La “famiglia nel bosco” arriva nel paese più piccolo del Cilento. E per una sera Valle dell’Angelo si trasforma in uno studio televisivo a cielo aperto: Piazza Canonico Iannuzzi ospiterà, mercoledì 12 agosto alle ore 19, la presentazione di “La mia verità. Memorie e pensieri della mamma nel bosco”, il libro di Catherine Louise Birmingham che racconta, attraverso la voce della madre, la vicenda familiare che ha suscitato un ampio dibattito nazionale.
Una piazza nel cuore del piccolo borgo cilentano diventerà così il luogo di un confronto pubblico su una storia che continua a suscitare attenzione e interrogativi. A raccontare direttamente la propria esperienza saranno Catherine e Nathan Trevallion Birmingham, protagonisti della vicenda. Con loro interverranno Tonino Cantelmi, psichiatra e consulente di parte della famiglia, Salvatore Iannuzzi, neuropsichiatra infantile e sindaco di Valle dell’Angelo, e Simone Pillon, avvocato e legale della famiglia. A moderare la serata sarà Vincenzo Rubano, giornalista Mediaset, che ha seguito la vicenda della famiglia nel bosco per il programma “Dentro La Notizia”.

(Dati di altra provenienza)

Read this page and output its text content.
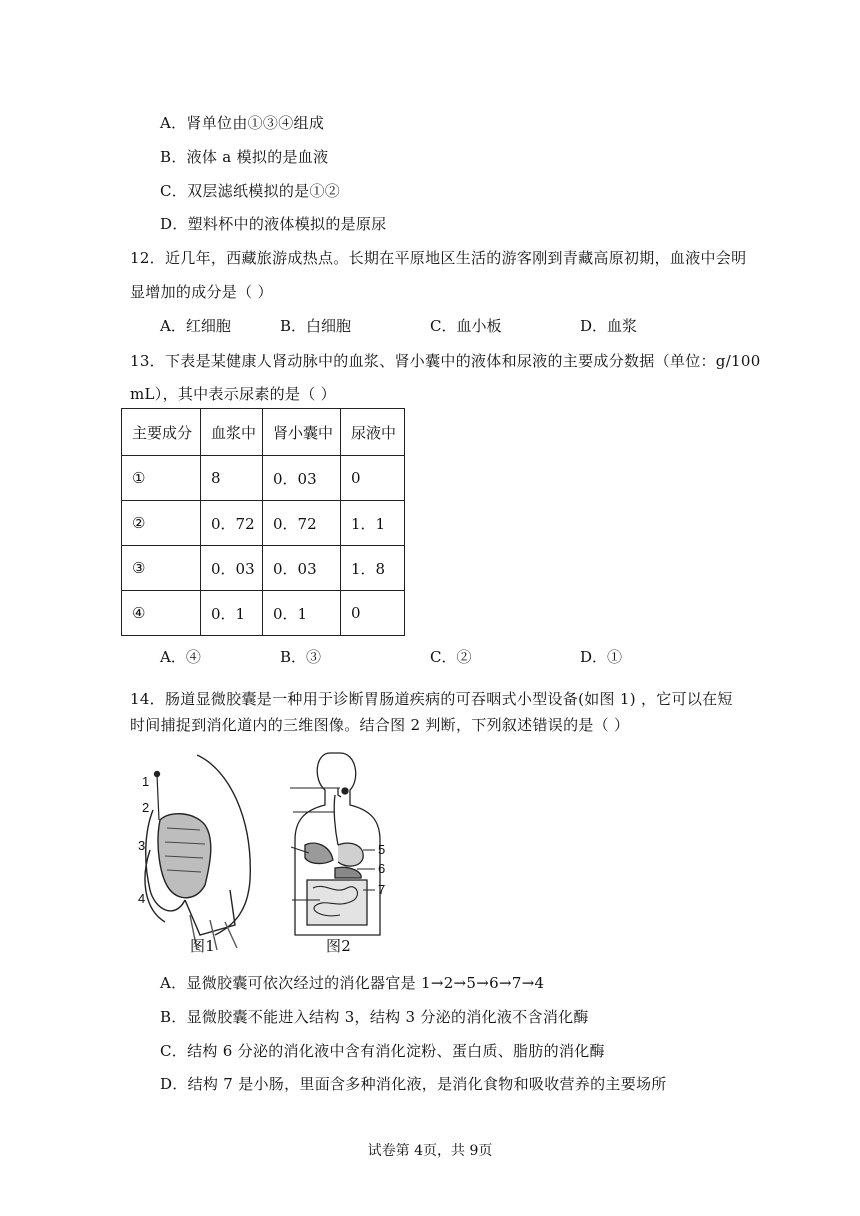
A．肾单位由①③④组成
B．液体 a 模拟的是血液
C．双层滤纸模拟的是①②
D．塑料杯中的液体模拟的是原尿
12．近几年，西藏旅游成热点。长期在平原地区生活的游客刚到青藏高原初期，血液中会明
显增加的成分是（ ）
A．红细胞	B．白细胞	C．血小板	D．血浆
13．下表是某健康人肾动脉中的血浆、肾小囊中的液体和尿液的主要成分数据（单位：g/100
mL），其中表示尿素的是（ ）
主要成分	血浆中	肾小囊中	尿液中
①	8	0．03	0
②	0．72	0．72	1．1
③	0．03	0．03	1．8
④	0．1	0．1	0
A．④	B．③	C．②	D．①
14．肠道显微胶囊是一种用于诊断胃肠道疾病的可吞咽式小型设备(如图 1) ，它可以在短
时间捕捉到消化道内的三维图像。结合图 2 判断，下列叙述错误的是（ ）
1
2
3
4
5
6
7
图1	图2
A．显微胶囊可依次经过的消化器官是 1→2→5→6→7→4
B．显微胶囊不能进入结构 3，结构 3 分泌的消化液不含消化酶
C．结构 6 分泌的消化液中含有消化淀粉、蛋白质、脂肪的消化酶
D．结构 7 是小肠，里面含多种消化液，是消化食物和吸收营养的主要场所
试卷第 4页，共 9页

La composizione del confronto riunisce così i protagonisti della vicenda e alcune delle figure che l’hanno seguita direttamente da prospettive diverse: la testimonianza dei genitori, il contributo dello psichiatra che assiste la famiglia, il punto di vista del loro legale e quello di un giornalista che ha raccontato la storia in televisione. Il libro sarà il punto di partenza per affrontare temi che vanno oltre la singola storia: il rapporto tra genitori e figli, la libertà educativa, la responsabilità genitoriale, la tutela dei minori, il rapporto con la natura e la possibilità di immaginare modelli di vita differenti da quelli dominanti.
“Il punto non è giudicare un singolo caso, ma capire cosa ci dice sul nostro tempo – ha spiegato il sindaco Iannuzzi – Non possiamo continuare a intervenire solo quando il disagio è già esploso. Dobbiamo spostare lo sguardo prima, sui contesti quotidiani in cui i bambini crescono oggi”. L’iniziativa rientra nel percorso “Human Originality. Verso una nuova umanità”, dedicato alla riflessione sull’originalità della persona, sulla libertà di scelta e sui modelli culturali, sociali ed educativi del nostro tempo. L’incontro è aperto al pubblico.